A sequencing library consists of a set of DNA fragments for which sequence is to be obtained. Many sequencing platforms cannot sequence the DNA directly, but require the addition of platform specific adapter sequences to the ends to provide anchorage and priming points for the sequencing chemistry reactions. The sequencing reaction is designed so that the primer will anneal immediately upstream of the insert to be sequenced, so the first sequence to be generated is the desired insert sequence, and not the adapter.
In some cases the length of the inserts in the library might be quite short – short enough that in some cases they are shorter than the read length of the sequencing run. Where the read length exceeds the length of the insert then the read will run off the end of the desired sequence and into the adapter on the other end. This will lead to the addition of non-native sequence on the end of some reads in the library. These will appear at various positions within the length of the reads, but will always consist of the same sequence. In the diagram below the red regions of the reads would be read-through adapter.
The addition of artificial adapter sequence on the end of reads in a library will normally cause those reads to fall out of any downstream analysis fairly quickly. The bases in the adapter sequence will generally have high phred scores as there is no reason for the sequence to be of poor quality. They will introduce large numbers of mismatches into any genomic alignments causing affected reads not to map to reference genomes. Assembly with these reads will likewise fail since proper extension will also fail at the point where adapter sequence is reached.
Since the sequence of the adapters used for a given library is known ahead of time, and that sequence is normally not present then it is possible to explicitly screen for that sequence within the library to identify which reads contain adapter and at what distance into the read. Since the number of different adapters used by the major platforms is relatively small it is even possible to screen for all of the normal adapter sequences as a matter of course. This will both check for the presence of adapters in the library and also confirm that it is the expected adapter which has been found.
Adapter trimming is the standard approach to removing adapter sequence from sequencing libraries. In this process a search is performed for the adapter sequence within each read, and the read is truncated to the point where the adapter is found to start. This kind of trimming is easy when there is a substantial amount of adapter present since there is only a low likelihood that this could be native sequence. It becomes more difficult where the added length of adapter is relatively short (only a few bases) since small numbers of bases consistent with being adapter could easily be present on the end of a native sequence. There are a few options in these cases:
- Aggressive adapter trimming – you can choose to remove even the shortest amounts of adapter from the end of all reads. This should provide fairly complete removal of adapter sequence, but will also trim back native sequence where the end of the read coincidentally looks like short amounts of adapter.
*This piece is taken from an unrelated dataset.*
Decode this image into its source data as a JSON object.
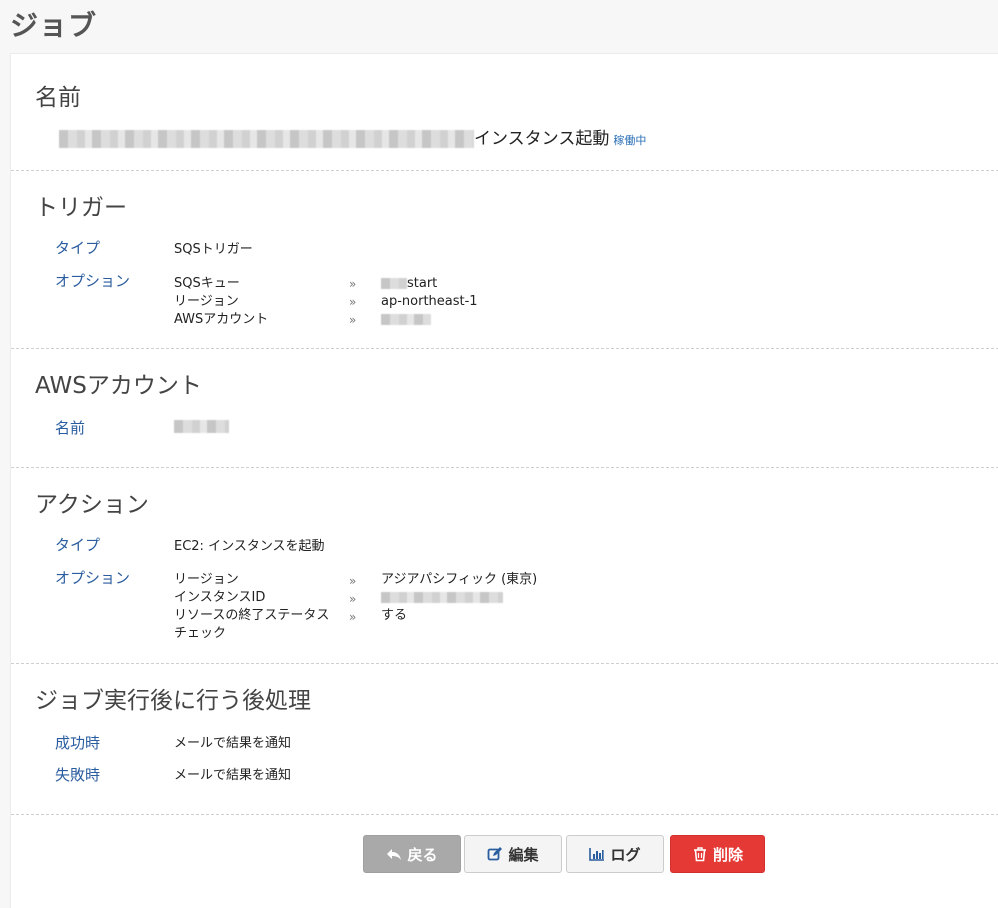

This kind of aggressive trimming may be preferred where small amounts of adapter could have a deleterious effect on downstream analysis, such as for SNP detection or for detection of methylation in bisulphite sequencing. This kind of trimming will also introduce a sequence bias into the end of libraries which can trigger warnings in other QC. For example if the first base of an adapter is a T then no full length sequence will be allowed to end with a T since this could represent a 1bp adapter read-through so you should see a complete depletion of T in the last base of the full read length.
- Limited adapter trimming – you can set a threshold for the amount of adapter which must be present before being trimmed. Requiring the presence of several bases of adapter which continue to the end of the read will reduce the amount of over-trimming you perform, but will mean that some short adapter regions will remain in the library. If the nature of the library is such that the mismatches from these short adapter stretches could be significant then you might want to use a more aggressive trimming strategy.
- If you have performed paired end sequencing then you can use the information from the other end of the pair to decide on the exact position of the adapter. If you sequence long enough to read right through the insert in read 1, then you would read past the point where read 2 would start from (but on the opposite strand). In these cases you can actually align reads 1 and 2 and this will allow you to determine the exact extent of the true insert, which will run from the start of read 1 to the start of read 2.
The only way to prevent adapter read through would be to either make the inserts longer, or to reduce the length of the sequencing reads performed. On many platforms there is a practical limit to how long insert sequences can be, and in many cases short inserts reflect underlying biology, so the need for adapter removal may well be around for the foreseeable future.
The presence of read through adapters can be screened for with FastQC. There are many trimming programs available which all operate in roughly similar ways. We use (and wrote) trim galore which is designed to automatically detect the correct adapter to trim by looking into the data. It itself is a wrapper around the cutadapt program which does the actual trimming.
The detection and removal of unknown adapters in paired end data can be performed with skewer.